A feminist approach to the concept of ‘deportability’, as conceptualized by de Genova (2005), that goes beyond an understanding of the concept as mainly a labour migration issue.

Method

‘Ethnographic material consisting of in-depth interviews, field notes, memory notes from activist experiences, and debate and information material from asylum rights organizations as well as from authorities and politicians, gathered through interviews with refused asylum seekers and/or asylum rights activists, observations, and participation and activism in migration rights movements’ (p. 32).
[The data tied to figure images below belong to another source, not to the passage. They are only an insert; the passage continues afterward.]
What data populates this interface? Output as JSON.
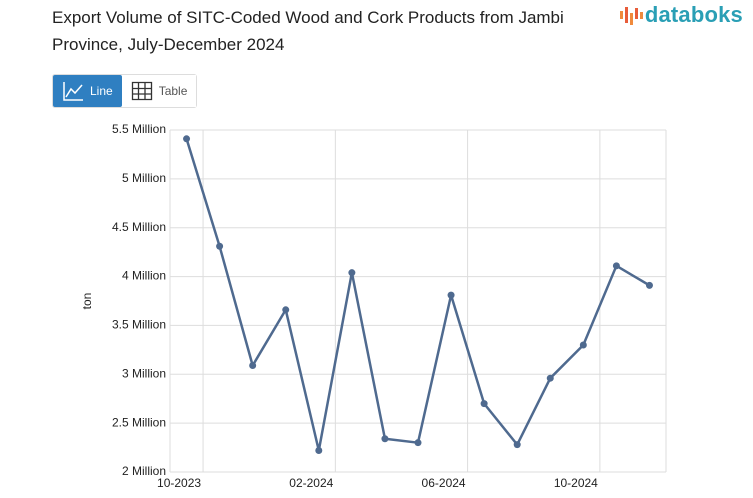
{
  "logo": "databoks",
  "buttons": [
    "Line",
    "Table"
  ],
  "chart_data": {
    "type": "line",
    "title": "Export Volume of SITC-Coded Wood and Cork Products from Jambi Province, July-December 2024",
    "y_label": "ton",
    "x": [
      "2023-09",
      "2023-10",
      "2023-11",
      "2023-12",
      "2024-01",
      "2024-02",
      "2024-03",
      "2024-04",
      "2024-05",
      "2024-06",
      "2024-07",
      "2024-08",
      "2024-09",
      "2024-10",
      "2024-11"
    ],
    "series": [
      {
        "name": "ton",
        "color": "#4f6a8f",
        "values": [
          5410000,
          4310000,
          3090000,
          3660000,
          2220000,
          4040000,
          2340000,
          2300000,
          3810000,
          2700000,
          2280000,
          2960000,
          3300000,
          4110000,
          3910000
        ]
      }
    ],
    "xlim": [
      "2023-09",
      "2024-12"
    ],
    "xticks": [
      {
        "value": "2023-10",
        "label": "10-2023"
      },
      {
        "value": "2024-02",
        "label": "02-2024"
      },
      {
        "value": "2024-06",
        "label": "06-2024"
      },
      {
        "value": "2024-10",
        "label": "10-2024"
      }
    ],
    "ylim": [
      2000000,
      5500000
    ],
    "yticks": [
      {
        "value": 2000000,
        "label": "2 Million"
      },
      {
        "value": 2500000,
        "label": "2.5 Million"
      },
      {
        "value": 3000000,
        "label": "3 Million"
      },
      {
        "value": 3500000,
        "label": "3.5 Million"
      },
      {
        "value": 4000000,
        "label": "4 Million"
      },
      {
        "value": 4500000,
        "label": "4.5 Million"
      },
      {
        "value": 5000000,
        "label": "5 Million"
      },
      {
        "value": 5500000,
        "label": "5.5 Million"
      }
    ],
    "grid": true
  }
}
Focus on interview accounts of one heterosexual couple and one woman from Kosovo seeking asylum in Sweden, conducted between 2006 and 2008. 

Suggestions for further research

– The processes and intersections between policy areas, family norms, gender, and subjective experiences need to be further explored in order to enhance the knowledge of their complex consequences in the field of migration and border control.

– An intersectional analysis of migration, along with nationality, legal status, race, class, etc., is needed to further feminist understandings of the ways in which categorizations of migrants through ideas about vulnerabilities produce different kinds of effects, experiences, and exclusions in different political and legal contexts.

– Further investigating the feminist conceptualization of the welfare state, conducted in a way that also takes the intersections of migration status, citizenship, and non-citizens’ access to welfare services and social rights into account along with other central principles structuring differences in access to power, welfare, and recognition.